# Just Starting to Setup



## frstvamp1r (Nov 5, 2006)

Alright, I usually don't setup anything until the morning of Halloween, but I just had to see how my tombstones and pillars would look under blue floodlights. I usually do green ones, but this year I opted for blue ones. Plus last year we moved into this home so this is our first year doing my haunt here. Still have lots of other stuff to set up, my horse-drawn hearse, fog chillers, etc. Would love to hear your critiques on what I have so far.

my yard so far pictures by frstvamp1r - Photobucket


----------



## CerysCrow (Jan 22, 2007)

Looks good so far!

I like blue floodlights - it has a nice moonlight effect.


----------



## slimy (Jul 12, 2006)

I like the tombstones. 

The blue looks good as well.


----------



## Lagrousome (Apr 12, 2007)

Very erie with the lighting!
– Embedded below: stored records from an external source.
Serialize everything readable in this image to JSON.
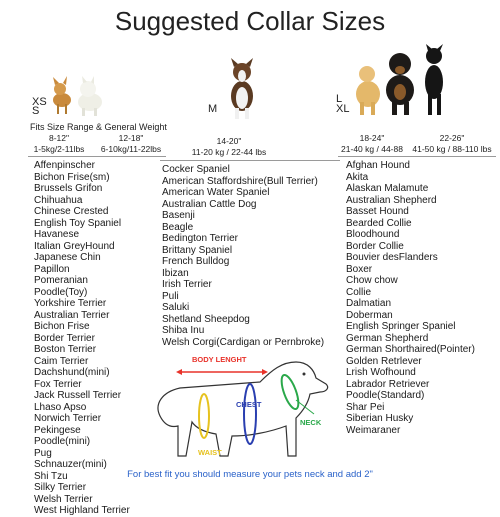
{
  "title": "Suggested Collar Sizes",
  "sizes": {
    "xs": "XS",
    "s": "S",
    "m": "M",
    "l": "L",
    "xl": "XL"
  },
  "fits_label": "Fits Size Range & General Weight",
  "ranges": [
    {
      "inches": "8-12\"",
      "weight": "1-5kg/2-11lbs"
    },
    {
      "inches": "12-18\"",
      "weight": "6-10kg/11-22lbs"
    },
    {
      "inches": "14-20\"",
      "weight": "11-20 kg / 22-44 lbs"
    },
    {
      "inches": "18-24\"",
      "weight": "21-40 kg / 44-88"
    },
    {
      "inches": "22-26\"",
      "weight": "41-50 kg / 88-110 lbs"
    }
  ],
  "breeds_small": [
    "Affenpinscher",
    "Bichon Frise(sm)",
    "Brussels Grifon",
    "Chihuahua",
    "Chinese Crested",
    "English Toy Spaniel",
    "Havanese",
    "Italian GreyHound",
    "Japanese Chin",
    "Papillon",
    "Pomeranian",
    "Poodle(Toy)",
    "Yorkshire Terrier",
    "Australian Terrier",
    "Bichon Frise",
    "Border Terrier",
    "Boston Terrier",
    "Caim Terrier",
    "Dachshund(mini)",
    "Fox Terrier",
    "Jack Russell Terrier",
    "Lhaso Apso",
    "Norwich Terrier",
    "Pekingese",
    "Poodle(mini)",
    "Pug",
    "Schnauzer(mini)",
    "Shi Tzu",
    "Silky Terrier",
    "Welsh Terrier",
    "West Highland Terrier"
  ],
  "breeds_medium": [
    "Cocker Spaniel",
    "American Staffordshire(Bull Terrier)",
    "American Water Spaniel",
    "Australian Cattle Dog",
    "Basenji",
    "Beagle",
    "Bedington Terrier",
    "Brittany Spaniel",
    "French Bulldog",
    "Ibizan",
    "Irish Terrier",
    "Puli",
    "Saluki",
    "Shetland Sheepdog",
    "Shiba Inu",
    "Welsh Corgi(Cardigan or Pernbroke)"
  ],
  "breeds_large": [
    "Afghan Hound",
    "Akita",
    "Alaskan Malamute",
    "Australian Shepherd",
    "Basset Hound",
    "Bearded Collie",
    "Bloodhound",
    "Border Collie",
    "Bouvier desFlanders",
    "Boxer",
    "Chow chow",
    "Collie",
    "Dalmatian",
    "Doberman",
    "English Springer Spaniel",
    "German Shepherd",
    "German Shorthaired(Pointer)",
    "Golden Retrlever",
    "Lrish Wofhound",
    "Labrador Retriever",
    "Poodle(Standard)",
    "Shar Pei",
    "Siberian Husky",
    "Weimaraner"
  ],
  "diagram": {
    "body_length": "BODY LENGHT",
    "chest": "CHEST",
    "neck": "NECK",
    "waist": "WAIST"
  },
  "footer": "For best fit you should measure your pets neck and add 2\"",
  "colors": {
    "body_length": "#e8322a",
    "chest": "#2a3fb0",
    "neck": "#2aa84a",
    "waist": "#e6c21f",
    "footer_text": "#2a62c9"
  }
}
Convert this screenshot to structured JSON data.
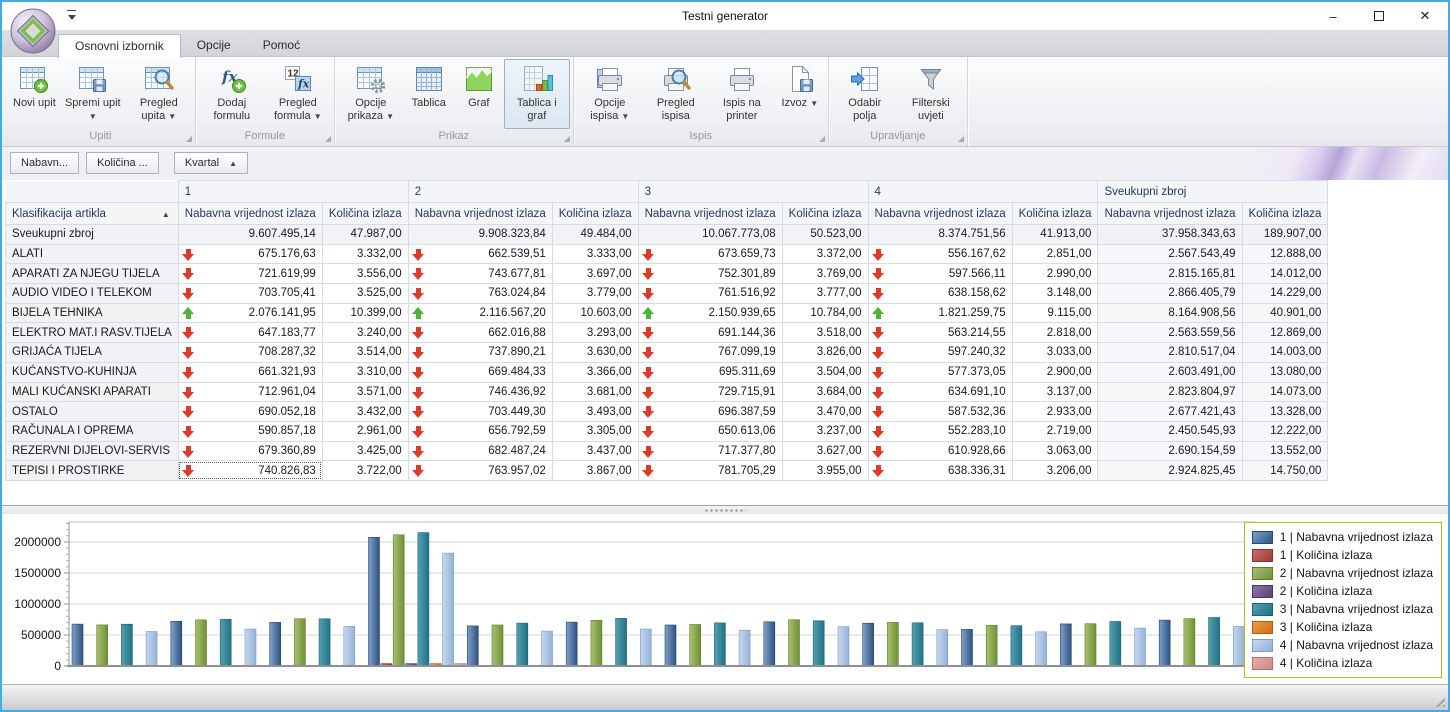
{
  "window": {
    "title": "Testni generator",
    "controls": {
      "minimize": "–",
      "close": "✕"
    }
  },
  "ribbon": {
    "tabs": [
      {
        "label": "Osnovni izbornik",
        "active": true
      },
      {
        "label": "Opcije",
        "active": false
      },
      {
        "label": "Pomoć",
        "active": false
      }
    ],
    "groups": [
      {
        "label": "Upiti",
        "buttons": [
          {
            "label": "Novi upit",
            "icon": "table-new-icon",
            "dropdown": false,
            "selected": false
          },
          {
            "label": "Spremi upit",
            "icon": "table-save-icon",
            "dropdown": true,
            "selected": false
          },
          {
            "label": "Pregled upita",
            "icon": "table-search-icon",
            "dropdown": true,
            "selected": false
          }
        ]
      },
      {
        "label": "Formule",
        "buttons": [
          {
            "label": "Dodaj formulu",
            "icon": "formula-add-icon",
            "dropdown": false,
            "selected": false
          },
          {
            "label": "Pregled formula",
            "icon": "formula-preview-icon",
            "dropdown": true,
            "selected": false
          }
        ]
      },
      {
        "label": "Prikaz",
        "buttons": [
          {
            "label": "Opcije prikaza",
            "icon": "table-options-icon",
            "dropdown": true,
            "selected": false
          },
          {
            "label": "Tablica",
            "icon": "table-icon",
            "dropdown": false,
            "selected": false
          },
          {
            "label": "Graf",
            "icon": "chart-icon",
            "dropdown": false,
            "selected": false
          },
          {
            "label": "Tablica i graf",
            "icon": "table-chart-icon",
            "dropdown": false,
            "selected": true
          }
        ]
      },
      {
        "label": "Ispis",
        "buttons": [
          {
            "label": "Opcije ispisa",
            "icon": "print-options-icon",
            "dropdown": true,
            "selected": false
          },
          {
            "label": "Pregled ispisa",
            "icon": "print-preview-icon",
            "dropdown": false,
            "selected": false
          },
          {
            "label": "Ispis na printer",
            "icon": "print-icon",
            "dropdown": false,
            "selected": false
          },
          {
            "label": "Izvoz",
            "icon": "export-icon",
            "dropdown": true,
            "selected": false
          }
        ]
      },
      {
        "label": "Upravljanje",
        "buttons": [
          {
            "label": "Odabir polja",
            "icon": "field-chooser-icon",
            "dropdown": false,
            "selected": false
          },
          {
            "label": "Filterski uvjeti",
            "icon": "filter-icon",
            "dropdown": false,
            "selected": false
          }
        ]
      }
    ]
  },
  "pivot": {
    "data_fields": [
      "Nabavn...",
      "Količina ..."
    ],
    "column_field": {
      "label": "Kvartal",
      "sort": "▲"
    },
    "row_field": {
      "label": "Klasifikacija artikla",
      "sort": "▲"
    },
    "column_groups": [
      "1",
      "2",
      "3",
      "4",
      "Sveukupni zbroj"
    ],
    "measure_headers": [
      "Nabavna vrijednost izlaza",
      "Količina izlaza"
    ],
    "rows": [
      {
        "label": "Sveukupni zbroj",
        "total": true,
        "trend": null,
        "cells": [
          "9.607.495,14",
          "47.987,00",
          "9.908.323,84",
          "49.484,00",
          "10.067.773,08",
          "50.523,00",
          "8.374.751,56",
          "41.913,00",
          "37.958.343,63",
          "189.907,00"
        ]
      },
      {
        "label": "ALATI",
        "total": false,
        "trend": "down",
        "cells": [
          "675.176,63",
          "3.332,00",
          "662.539,51",
          "3.333,00",
          "673.659,73",
          "3.372,00",
          "556.167,62",
          "2.851,00",
          "2.567.543,49",
          "12.888,00"
        ]
      },
      {
        "label": "APARATI ZA NJEGU TIJELA",
        "total": false,
        "trend": "down",
        "cells": [
          "721.619,99",
          "3.556,00",
          "743.677,81",
          "3.697,00",
          "752.301,89",
          "3.769,00",
          "597.566,11",
          "2.990,00",
          "2.815.165,81",
          "14.012,00"
        ]
      },
      {
        "label": "AUDIO VIDEO I TELEKOM",
        "total": false,
        "trend": "down",
        "cells": [
          "703.705,41",
          "3.525,00",
          "763.024,84",
          "3.779,00",
          "761.516,92",
          "3.777,00",
          "638.158,62",
          "3.148,00",
          "2.866.405,79",
          "14.229,00"
        ]
      },
      {
        "label": "BIJELA TEHNIKA",
        "total": false,
        "trend": "up",
        "cells": [
          "2.076.141,95",
          "10.399,00",
          "2.116.567,20",
          "10.603,00",
          "2.150.939,65",
          "10.784,00",
          "1.821.259,75",
          "9.115,00",
          "8.164.908,56",
          "40.901,00"
        ]
      },
      {
        "label": "ELEKTRO MAT.I RASV.TIJELA",
        "total": false,
        "trend": "down",
        "cells": [
          "647.183,77",
          "3.240,00",
          "662.016,88",
          "3.293,00",
          "691.144,36",
          "3.518,00",
          "563.214,55",
          "2.818,00",
          "2.563.559,56",
          "12.869,00"
        ]
      },
      {
        "label": "GRIJAĆA TIJELA",
        "total": false,
        "trend": "down",
        "cells": [
          "708.287,32",
          "3.514,00",
          "737.890,21",
          "3.630,00",
          "767.099,19",
          "3.826,00",
          "597.240,32",
          "3.033,00",
          "2.810.517,04",
          "14.003,00"
        ]
      },
      {
        "label": "KUĆANSTVO-KUHINJA",
        "total": false,
        "trend": "down",
        "cells": [
          "661.321,93",
          "3.310,00",
          "669.484,33",
          "3.366,00",
          "695.311,69",
          "3.504,00",
          "577.373,05",
          "2.900,00",
          "2.603.491,00",
          "13.080,00"
        ]
      },
      {
        "label": "MALI KUĆANSKI APARATI",
        "total": false,
        "trend": "down",
        "cells": [
          "712.961,04",
          "3.571,00",
          "746.436,92",
          "3.681,00",
          "729.715,91",
          "3.684,00",
          "634.691,10",
          "3.137,00",
          "2.823.804,97",
          "14.073,00"
        ]
      },
      {
        "label": "OSTALO",
        "total": false,
        "trend": "down",
        "cells": [
          "690.052,18",
          "3.432,00",
          "703.449,30",
          "3.493,00",
          "696.387,59",
          "3.470,00",
          "587.532,36",
          "2.933,00",
          "2.677.421,43",
          "13.328,00"
        ]
      },
      {
        "label": "RAČUNALA I OPREMA",
        "total": false,
        "trend": "down",
        "cells": [
          "590.857,18",
          "2.961,00",
          "656.792,59",
          "3.305,00",
          "650.613,06",
          "3.237,00",
          "552.283,10",
          "2.719,00",
          "2.450.545,93",
          "12.222,00"
        ]
      },
      {
        "label": "REZERVNI DIJELOVI-SERVIS",
        "total": false,
        "trend": "down",
        "cells": [
          "679.360,89",
          "3.425,00",
          "682.487,24",
          "3.437,00",
          "717.377,80",
          "3.627,00",
          "610.928,66",
          "3.063,00",
          "2.690.154,59",
          "13.552,00"
        ]
      },
      {
        "label": "TEPISI I PROSTIRKE",
        "total": false,
        "trend": "down",
        "cells": [
          "740.826,83",
          "3.722,00",
          "763.957,02",
          "3.867,00",
          "781.705,29",
          "3.955,00",
          "638.336,31",
          "3.206,00",
          "2.924.825,45",
          "14.750,00"
        ]
      }
    ],
    "focused_cell": {
      "row": 12,
      "col": 0
    }
  },
  "chart_data": {
    "type": "bar",
    "title": "",
    "xlabel": "",
    "ylabel": "",
    "ylim": [
      0,
      2350000
    ],
    "y_ticks": [
      0,
      500000,
      1000000,
      1500000,
      2000000
    ],
    "grid": true,
    "legend_position": "right",
    "categories": [
      "ALATI",
      "APARATI ZA NJEGU TIJELA",
      "AUDIO VIDEO I TELEKOM",
      "BIJELA TEHNIKA",
      "ELEKTRO MAT.I RASV.TIJELA",
      "GRIJAĆA TIJELA",
      "KUĆANSTVO-KUHINJA",
      "MALI KUĆANSKI APARATI",
      "OSTALO",
      "RAČUNALA I OPREMA",
      "REZERVNI DIJELOVI-SERVIS",
      "TEPISI I PROSTIRKE"
    ],
    "series": [
      {
        "name": "1 | Nabavna vrijednost izlaza",
        "color_light": "#7FA1C9",
        "color_dark": "#2E5380",
        "color_border": "#27486F",
        "values": [
          675176.63,
          721619.99,
          703705.41,
          2076141.95,
          647183.77,
          708287.32,
          661321.93,
          712961.04,
          690052.18,
          590857.18,
          679360.89,
          740826.83
        ]
      },
      {
        "name": "1 | Količina izlaza",
        "color_light": "#C76E68",
        "color_dark": "#9E3936",
        "color_border": "#8C312E",
        "values": [
          3332,
          3556,
          3525,
          10399,
          3240,
          3514,
          3310,
          3571,
          3432,
          2961,
          3425,
          3722
        ]
      },
      {
        "name": "2 | Nabavna vrijednost izlaza",
        "color_light": "#A9C170",
        "color_dark": "#6F9134",
        "color_border": "#5F7E2B",
        "values": [
          662539.51,
          743677.81,
          763024.84,
          2116567.2,
          662016.88,
          737890.21,
          669484.33,
          746436.92,
          703449.3,
          656792.59,
          682487.24,
          763957.02
        ]
      },
      {
        "name": "2 | Količina izlaza",
        "color_light": "#8C77A8",
        "color_dark": "#584272",
        "color_border": "#4B3862",
        "values": [
          3333,
          3697,
          3779,
          10603,
          3293,
          3630,
          3366,
          3681,
          3493,
          3305,
          3437,
          3867
        ]
      },
      {
        "name": "3 | Nabavna vrijednost izlaza",
        "color_light": "#55A0B0",
        "color_dark": "#1E7386",
        "color_border": "#196273",
        "values": [
          673659.73,
          752301.89,
          761516.92,
          2150939.65,
          691144.36,
          767099.19,
          695311.69,
          729715.91,
          696387.59,
          650613.06,
          717377.8,
          781705.29
        ]
      },
      {
        "name": "3 | Količina izlaza",
        "color_light": "#E99C50",
        "color_dark": "#D26E0F",
        "color_border": "#B55E0B",
        "values": [
          3372,
          3769,
          3777,
          10784,
          3518,
          3826,
          3504,
          3684,
          3470,
          3237,
          3627,
          3955
        ]
      },
      {
        "name": "4 | Nabavna vrijednost izlaza",
        "color_light": "#C6D7EE",
        "color_dark": "#94B2D9",
        "color_border": "#7E9CC4",
        "values": [
          556167.62,
          597566.11,
          638158.62,
          1821259.75,
          563214.55,
          597240.32,
          577373.05,
          634691.1,
          587532.36,
          552283.1,
          610928.66,
          638336.31
        ]
      },
      {
        "name": "4 | Količina izlaza",
        "color_light": "#E6ACA8",
        "color_dark": "#D18985",
        "color_border": "#B86F6B",
        "values": [
          2851,
          2990,
          3148,
          9115,
          2818,
          3033,
          2900,
          3137,
          2933,
          2719,
          3063,
          3206
        ]
      }
    ]
  }
}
Can't wait to see more pics when all set up.
I love the hearse!


----------



## BudMan (Mar 6, 2007)

Very good lighting. 

Lagruesome, where was the hearse, I didn't see it in the three photos.


----------



## Haunted Bayou (Feb 16, 2007)

Nice aging on the tombstones.


----------



## Lagrousome (Apr 12, 2007)

BudMan said:


> Very good lighting.
> 
> Lagruesome, where was the hearse, I didn't see it in the three photos.


It was there...I swear I saw it! Now it has just.....disappeared.....oooooo spoooky.......

J/K
When you click on the link and go to the photobucket page, go up to frstvamplr, then to sub albums and its there under Barnes Mortuary Hearse. It's really cool!


----------



## frstvamp1r (Nov 5, 2006)

Lagrousome, thanks for the compliment on the hearse. I don't know if you guys can see, but I have this fence and pillars for this year's cemetery. Funny thing, the fence was free, I found it laying in my backyard, and the pillars are just long cardboard box painted and aged and distressed to look like stone.


----------



## Ghostess (Aug 21, 2005)

The tombstones look great! Blue's the color of the year for me too... skipping the reds and greens in the cemetery.


----------



## frstvamp1r (Nov 5, 2006)

So here are some more updated photos of my Haunt so far...got the cemetery all done, now working on the walk-way where the ToT's will meet our witch in her little seance room and speak to the Magic Mirror (if i get THAT illusion to work).

Barnes Mortuary 2007 pictures by frstvamp1r - Photobucket


----------